When one thinks of Steven Spielberg, the first thing that comes to mind are the many huge box-office spectaculars he has helmed. But he's also directed more historical dramas than just about any contemporary filmmaker--THE COLOR PURPLE, EMPIRE OF THE SUN, SCHINDLER'S LIST, SAVING PRIVATE RYAN, AMISTAD, MUNICH, and WAR HORSE. Even films that are not considered "historical" such as the INDIANA JONES series and CATCH ME IF YOU CAN, deal with a specific time period. One of the great things about movies is that they are able to take you to a time and place that you can never really experience--they are sort of a time machine, if you will. The Hollywood studios of the 1930s-1950s did that better than anyone else, and Steven Spielberg is a descendant of that system.

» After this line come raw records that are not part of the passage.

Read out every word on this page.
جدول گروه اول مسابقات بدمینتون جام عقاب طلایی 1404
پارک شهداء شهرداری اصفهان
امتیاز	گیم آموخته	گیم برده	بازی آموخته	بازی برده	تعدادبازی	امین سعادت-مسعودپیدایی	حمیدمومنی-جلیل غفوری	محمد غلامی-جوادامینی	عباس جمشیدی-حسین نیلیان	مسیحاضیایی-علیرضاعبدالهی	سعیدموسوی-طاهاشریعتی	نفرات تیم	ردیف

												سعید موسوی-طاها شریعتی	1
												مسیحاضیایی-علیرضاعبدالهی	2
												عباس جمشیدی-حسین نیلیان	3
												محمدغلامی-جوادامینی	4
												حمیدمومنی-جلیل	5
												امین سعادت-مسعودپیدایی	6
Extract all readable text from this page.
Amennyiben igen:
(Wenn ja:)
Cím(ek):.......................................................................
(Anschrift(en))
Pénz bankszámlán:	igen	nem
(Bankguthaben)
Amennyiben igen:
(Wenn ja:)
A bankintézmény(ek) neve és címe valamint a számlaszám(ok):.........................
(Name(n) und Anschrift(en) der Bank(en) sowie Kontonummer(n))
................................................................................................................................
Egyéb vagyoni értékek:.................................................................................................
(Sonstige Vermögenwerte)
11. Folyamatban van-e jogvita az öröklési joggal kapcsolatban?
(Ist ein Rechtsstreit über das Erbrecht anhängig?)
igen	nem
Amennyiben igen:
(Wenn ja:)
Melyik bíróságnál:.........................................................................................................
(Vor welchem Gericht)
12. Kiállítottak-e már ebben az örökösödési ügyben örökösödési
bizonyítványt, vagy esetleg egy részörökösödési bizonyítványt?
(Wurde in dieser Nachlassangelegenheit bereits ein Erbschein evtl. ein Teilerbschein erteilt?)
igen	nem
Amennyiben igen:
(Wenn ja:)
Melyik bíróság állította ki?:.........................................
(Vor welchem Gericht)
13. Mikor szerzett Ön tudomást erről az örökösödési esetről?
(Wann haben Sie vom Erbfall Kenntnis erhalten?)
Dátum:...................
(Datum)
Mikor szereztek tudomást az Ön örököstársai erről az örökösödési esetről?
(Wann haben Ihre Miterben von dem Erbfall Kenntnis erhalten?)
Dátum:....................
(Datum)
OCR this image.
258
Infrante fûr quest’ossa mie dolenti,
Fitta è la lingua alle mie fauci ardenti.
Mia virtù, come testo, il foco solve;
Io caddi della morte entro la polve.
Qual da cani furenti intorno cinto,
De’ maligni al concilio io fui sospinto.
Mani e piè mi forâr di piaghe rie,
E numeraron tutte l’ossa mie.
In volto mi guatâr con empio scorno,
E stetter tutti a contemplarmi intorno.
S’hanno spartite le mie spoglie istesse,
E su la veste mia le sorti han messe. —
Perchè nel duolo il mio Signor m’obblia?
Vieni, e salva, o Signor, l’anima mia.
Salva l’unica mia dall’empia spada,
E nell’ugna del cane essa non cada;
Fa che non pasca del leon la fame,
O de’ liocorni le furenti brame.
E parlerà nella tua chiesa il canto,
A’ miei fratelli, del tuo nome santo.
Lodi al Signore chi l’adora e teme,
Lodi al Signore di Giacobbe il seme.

Spielberg is usually lumped in with his contemporaries--directors such as George Lucas, Francis Ford Coppola, Brian De Palma, and Martin Scorsese. While he has a lot in common with them (most of them were film students who broke into the business in the late sixties), Spielberg isn't really like them at all. He certainly isn't one of the "Raging Bulls and Easy Riders"--he's not a rebel and he's not an experimentalist. Even when dealing with important subjects and/or controversial events, Spielberg is still able to make his films accessible to a mass-market audience. In this way Spielberg fits in more with the old Hollywood studio system than the 21st Century.

Spielberg's real contemporaries are Michael Curtiz, Howard Hawks, and John Ford. Just like those men, Spielberg has worked in just about every type of film genre. He has the ability to change his style for a certain story and film--something Hollywood studio directors had to do out of necessity.
LINCOLN is a perfect example of this. It's an actor's movie, not a director's. There's not a multitude of grand battle sequences or sweeping visuals. In LINCOLN Spielberg gets out of the way, and lets the actors and the story do the work.

If there is one film director working today who could easily fit into the old Hollywood studio system, it is Steven Spielberg. Movie buffs are always saying, "They don't make movies like they used to." Steven Spielberg is one person that does.